How DeepSeek ripped up the AI playbook—and why everyone’s going to follow its lead
And on the hardware side, DeepSeek has found new ways to juice old chips, allowing it to train top-tier models without coughing up for the latest hardware on the market. Half their innovation comes from straight engineering, says Zeiler: “They definitely have some really, really good GPU engineers on that team.”
Nvidia provides software called CUDA that engineers use to tweak the settings of their chips. But DeepSeek bypassed this code using assembler, a programming language that talks to the hardware itself, to go far beyond what Nvidia offers out of the box. “That’s as hardcore as it gets in optimizing these things,” says Zeiler. “You can do it, but basically it’s so difficult that nobody does.”

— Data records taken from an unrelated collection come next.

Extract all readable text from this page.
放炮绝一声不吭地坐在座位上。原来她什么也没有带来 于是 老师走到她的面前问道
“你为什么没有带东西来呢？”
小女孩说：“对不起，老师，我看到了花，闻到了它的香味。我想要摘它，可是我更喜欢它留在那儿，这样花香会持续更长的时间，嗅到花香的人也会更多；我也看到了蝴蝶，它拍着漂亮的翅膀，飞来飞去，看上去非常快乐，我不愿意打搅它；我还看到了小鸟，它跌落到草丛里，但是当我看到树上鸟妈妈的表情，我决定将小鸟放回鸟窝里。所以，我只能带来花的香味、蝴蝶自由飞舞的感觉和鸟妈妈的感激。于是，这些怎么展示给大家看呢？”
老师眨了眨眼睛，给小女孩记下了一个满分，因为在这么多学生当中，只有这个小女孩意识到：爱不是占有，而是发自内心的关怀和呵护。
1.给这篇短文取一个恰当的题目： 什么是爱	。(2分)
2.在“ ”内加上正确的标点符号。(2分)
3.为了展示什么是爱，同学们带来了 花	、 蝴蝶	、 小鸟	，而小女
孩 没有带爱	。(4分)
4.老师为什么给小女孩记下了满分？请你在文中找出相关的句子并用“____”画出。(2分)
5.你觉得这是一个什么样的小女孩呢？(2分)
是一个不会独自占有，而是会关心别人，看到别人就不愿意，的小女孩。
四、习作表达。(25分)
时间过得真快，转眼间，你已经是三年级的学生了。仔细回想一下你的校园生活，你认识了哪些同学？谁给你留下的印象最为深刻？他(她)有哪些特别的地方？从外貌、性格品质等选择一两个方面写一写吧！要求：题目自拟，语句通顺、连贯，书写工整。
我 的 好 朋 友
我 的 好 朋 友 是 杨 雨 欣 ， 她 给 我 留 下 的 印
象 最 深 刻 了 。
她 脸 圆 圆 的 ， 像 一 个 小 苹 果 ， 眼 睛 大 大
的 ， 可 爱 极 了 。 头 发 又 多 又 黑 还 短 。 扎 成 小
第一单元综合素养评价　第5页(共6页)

DeepSeek’s string of innovations on multiple models is impressive. But it also shows that the firm’s claim to have spent less than $6 million to train V3 is not the whole story. R1 and V3 were built on a stack of existing tech. “Maybe the very last step—the last click of the button—cost them $6 million, but the research that led up to that probably cost 10 times as much, if not more,” says Friedman. And in a blog post that cut through a lot of the hype, Anthropic cofounder and CEO Dario Amodei pointed out that DeepSeek probably has around $1 billion worth of chips, an estimate based on reports that the firm in fact used 50,000 Nvidia H100 GPUs.
A new paradigm
But why now? There are hundreds of startups around the world trying to build the next big thing. Why have we seen a string of reasoning models like OpenAI’s o1 and o3, Google DeepMind’s Gemini 2.0 Flash Thinking, and now R1 appear within weeks of each other?

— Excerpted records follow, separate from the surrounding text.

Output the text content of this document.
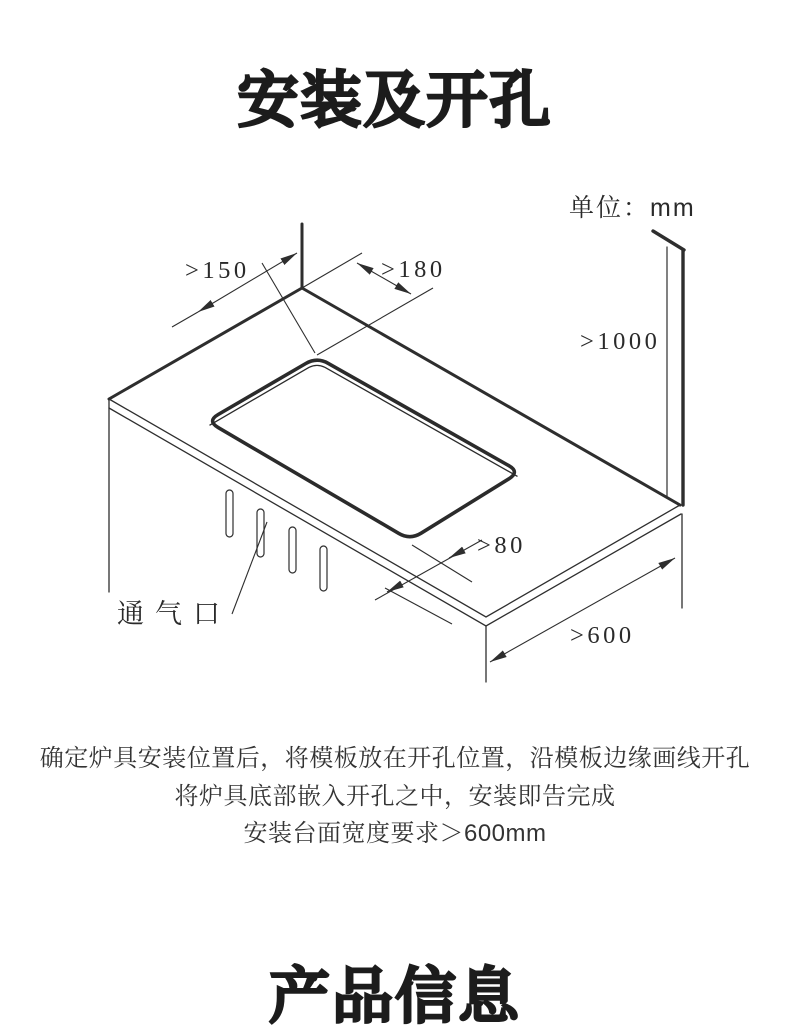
安装及开孔
单位：mm
>150	>180
>1000
>80
>600
通气口

确定炉具安装位置后，将模板放在开孔位置，沿模板边缘画线开孔

将炉具底部嵌入开孔之中，安装即告完成

安装台面宽度要求＞600mm

产品信息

The answer is that the base models—GPT-4o, Gemini 2.0, V3—are all now good enough to have reasoning-like behavior coaxed out of them. “What R1 shows is that with a strong enough base model, reinforcement learning is sufficient to elicit reasoning from a language model without any human supervision,” says Lewis Tunstall, a scientist at Hugging Face.
In other words, top US firms may have figured out how to do it but were keeping quiet. “It seems that there’s a clever way of taking your base model, your pretrained model, and turning it into a much more capable reasoning model,” says Zeiler. “And up to this point, the procedure that was required for converting a pretrained model into a reasoning model wasn’t well known. It wasn’t public.”
What’s different about R1 is that DeepSeek published how they did it. “And it turns out that it’s not that expensive a process,” says Zeiler. “The hard part is getting that pretrained model in the first place.” As Karpathy revealed at Microsoft Build last year, pretraining a model represents 99% of the work and most of the cost.
If building reasoning models is not as hard as people thought, we can expect a proliferation of free models that are far more capable than we’ve yet seen. With the know-how out in the open, Friedman thinks, there will be more collaboration between small companies, blunting the edge that the biggest companies have enjoyed. “I think this could be a monumental moment,” he says.